Carsten Brzeski, an economist at ING bank, said that Thursday's ECB meeting "looks like the prelude to yet another turning point for monetary policy in the eurozone: final stop before the cut".
 
The faltering economy
With Russia's conflict in Ukraine and supply interruptions caused by the pandemic, the European Central Bank (ECB) has aggressively hiked its benchmark deposit rate, which is presently at a record four percent. This move was made in an effort to control consumer costs.
 
The ECB now expects eurozone inflation, which peaked at more than 10% in late 2022, to return to goal in 2025 after declining gradually in recent months.
 
However, the eurozone economy has suffered as a result of the rising borrowing rates, which have reduced demand as firms and families feel the pinch of higher-priced loans and mortgages.
Due in large part to weak performance in Germany, its largest economy, the 20-nation currency union just managed to stave off recession in the second half of 2023.
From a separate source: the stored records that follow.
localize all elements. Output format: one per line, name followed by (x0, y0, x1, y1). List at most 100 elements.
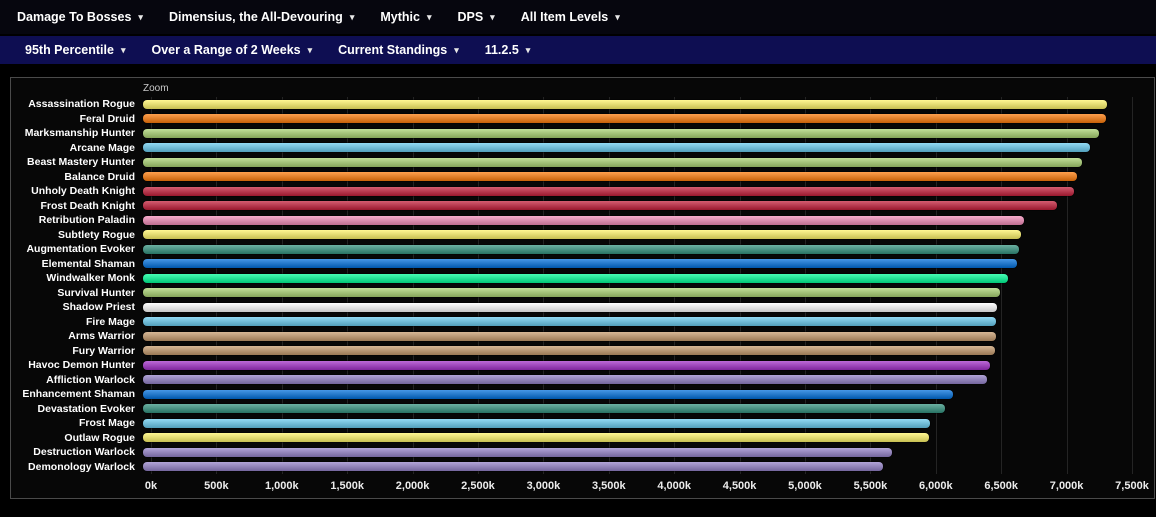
bar-row: Frost Death Knight (11, 199, 1154, 214)
spec-label[interactable]: Devastation Evoker (11, 403, 143, 415)
spec-label[interactable]: Arms Warrior (11, 330, 143, 342)
spec-label[interactable]: Retribution Paladin (11, 214, 143, 226)
x-tick-label: 500k (204, 480, 229, 492)
x-tick-label: 3,000k (526, 480, 561, 492)
bar-track (143, 317, 1132, 327)
role-metric-dropdown[interactable]: DPS ▾ (444, 0, 507, 34)
spec-label[interactable]: Havoc Demon Hunter (11, 359, 143, 371)
x-tick-label: 2,000k (395, 480, 430, 492)
dps-bar[interactable] (143, 273, 1009, 283)
boss-dropdown[interactable]: Dimensius, the All-Devouring ▾ (156, 0, 367, 34)
difficulty-dropdown[interactable]: Mythic ▾ (367, 0, 444, 34)
bar-row: Survival Hunter (11, 286, 1154, 301)
dps-bar[interactable] (143, 462, 883, 472)
boss-label: Dimensius, the All-Devouring (168, 10, 343, 24)
spec-label[interactable]: Feral Druid (11, 113, 143, 125)
dps-bar[interactable] (143, 433, 929, 443)
bar-row: Fury Warrior (11, 344, 1154, 359)
dps-bar[interactable] (143, 259, 1018, 269)
bar-rows: Assassination Rogue Feral Druid Marksman… (11, 97, 1154, 474)
spec-label[interactable]: Demonology Warlock (11, 461, 143, 473)
metric-type-dropdown[interactable]: Damage To Bosses ▾ (4, 0, 156, 34)
dps-bar[interactable] (143, 302, 998, 312)
spec-label[interactable]: Assassination Rogue (11, 98, 143, 110)
bar-track (143, 404, 1132, 414)
percentile-dropdown[interactable]: 95th Percentile ▾ (12, 36, 138, 64)
dps-bar[interactable] (143, 114, 1106, 124)
dps-bar[interactable] (143, 215, 1024, 225)
spec-label[interactable]: Survival Hunter (11, 287, 143, 299)
spec-label[interactable]: Affliction Warlock (11, 374, 143, 386)
bar-track (143, 114, 1132, 124)
filter-toolbar-primary: Damage To Bosses ▾ Dimensius, the All-De… (0, 0, 1156, 34)
dps-bar[interactable] (143, 157, 1082, 167)
dps-bar[interactable] (143, 244, 1019, 254)
dps-bar[interactable] (143, 143, 1090, 153)
chevron-down-icon: ▾ (426, 11, 432, 22)
dps-bar[interactable] (143, 418, 931, 428)
dps-bar[interactable] (143, 317, 997, 327)
chevron-down-icon: ▾ (138, 11, 143, 22)
x-tick-label: 4,500k (722, 480, 757, 492)
standings-dropdown[interactable]: Current Standings ▾ (325, 36, 472, 64)
spec-label[interactable]: Subtlety Rogue (11, 229, 143, 241)
bar-row: Arcane Mage (11, 141, 1154, 156)
spec-label[interactable]: Marksmanship Hunter (11, 127, 143, 139)
spec-label[interactable]: Augmentation Evoker (11, 243, 143, 255)
spec-label[interactable]: Fire Mage (11, 316, 143, 328)
dps-bar[interactable] (143, 172, 1077, 182)
bar-track (143, 143, 1132, 153)
item-level-dropdown[interactable]: All Item Levels ▾ (508, 0, 633, 34)
chevron-down-icon: ▾ (525, 44, 531, 55)
patch-label: 11.2.5 (484, 43, 519, 57)
bar-track (143, 128, 1132, 138)
dps-bar[interactable] (143, 201, 1057, 211)
bar-row: Outlaw Rogue (11, 431, 1154, 446)
dps-bar[interactable] (143, 288, 1001, 298)
dps-bar[interactable] (143, 360, 990, 370)
bar-track (143, 186, 1132, 196)
dps-bar[interactable] (143, 230, 1022, 240)
bar-row: Frost Mage (11, 416, 1154, 431)
dps-bar[interactable] (143, 331, 996, 341)
dps-bar[interactable] (143, 346, 995, 356)
spec-label[interactable]: Destruction Warlock (11, 446, 143, 458)
dps-bar[interactable] (143, 447, 892, 457)
dps-bar[interactable] (143, 375, 987, 385)
bar-row: Fire Mage (11, 315, 1154, 330)
spec-label[interactable]: Balance Druid (11, 171, 143, 183)
dps-bar[interactable] (143, 128, 1100, 138)
spec-label[interactable]: Outlaw Rogue (11, 432, 143, 444)
dps-bar[interactable] (143, 186, 1074, 196)
bar-track (143, 447, 1132, 457)
x-axis: 0k 500k 1,000k 1,500k 2,000k 2,500k 3,000k 3,50… (145, 480, 1149, 496)
spec-label[interactable]: Fury Warrior (11, 345, 143, 357)
metric-type-label: Damage To Bosses (17, 10, 132, 24)
bar-track (143, 375, 1132, 385)
x-tick-label: 5,500k (853, 480, 888, 492)
difficulty-label: Mythic (380, 10, 420, 24)
patch-dropdown[interactable]: 11.2.5 ▾ (472, 36, 544, 64)
bar-row: Assassination Rogue (11, 97, 1154, 112)
spec-label[interactable]: Enhancement Shaman (11, 388, 143, 400)
bar-row: Feral Druid (11, 112, 1154, 127)
role-metric-label: DPS (457, 10, 484, 24)
dps-bar[interactable] (143, 389, 953, 399)
bar-row: Havoc Demon Hunter (11, 358, 1154, 373)
dps-bar[interactable] (143, 99, 1107, 109)
spec-label[interactable]: Shadow Priest (11, 301, 143, 313)
bar-track (143, 99, 1132, 109)
bar-track (143, 360, 1132, 370)
spec-label[interactable]: Beast Mastery Hunter (11, 156, 143, 168)
spec-label[interactable]: Unholy Death Knight (11, 185, 143, 197)
spec-label[interactable]: Arcane Mage (11, 142, 143, 154)
bar-track (143, 331, 1132, 341)
spec-label[interactable]: Elemental Shaman (11, 258, 143, 270)
filter-toolbar-secondary: 95th Percentile ▾ Over a Range of 2 Week… (0, 36, 1156, 64)
spec-label[interactable]: Windwalker Monk (11, 272, 143, 284)
dps-bar[interactable] (143, 404, 945, 414)
spec-label[interactable]: Frost Death Knight (11, 200, 143, 212)
time-range-dropdown[interactable]: Over a Range of 2 Weeks ▾ (138, 36, 325, 64)
spec-label[interactable]: Frost Mage (11, 417, 143, 429)
bar-track (143, 346, 1132, 356)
The optimal moment to shift course and encourage economic development through lower rates, without jeopardising the progress on inflation, is something the ECB and other central banks are now debating.
 
As the first significant central bank to do so, the Swiss National Bank started the cycle of rate cuts last month by lowering its main rate by 0.25 percentage points.
 
In light of a strong economy, the US Federal Reserve, which started raising rates sooner than the ECB and has held rates stable at recent meetings, is anticipated to hold off on raising rates for a bit longer.
 
- Prior to Fed
In his remarks last week, Fed chairman Jerome Powell cautioned that decreasing the benchmark rate too soon might be "quite disruptive" for the US economy while maintaining that the high rate was "doing its job" against rising inflation.
 
Some commentators are concerned that the ECB may cut rates before the Fed.
 
Reduced interest rates inside the eurozone may lead investors to seek for better yields overseas, which would devalue the euro and drive up the cost of imports, thus sparking inflation once again.
 
However, Capital Economics' Jack Allen-Reynolds stated that he thought the ECB "won't wait for the Fed".
 
Different facts will elicit different responses from the two central banks. Because economic growth is currently substantially slower in the eurozone, the statistics may actually favour an early decrease by the ECB," he stated.
 
When the European Central Bank (ECB) does begin to ease its monetary policy, focus will immediately turn to the rate and magnitude of upcoming rate decreases.
 
This year, a lot of experts anticipate at least three or four cuts, with each one being made by 25 basis points.
 
To be clear, Lagarde has stated that the ECB would not "pre-commit to a particular rate path" and that any choices made in the future would be based on information received.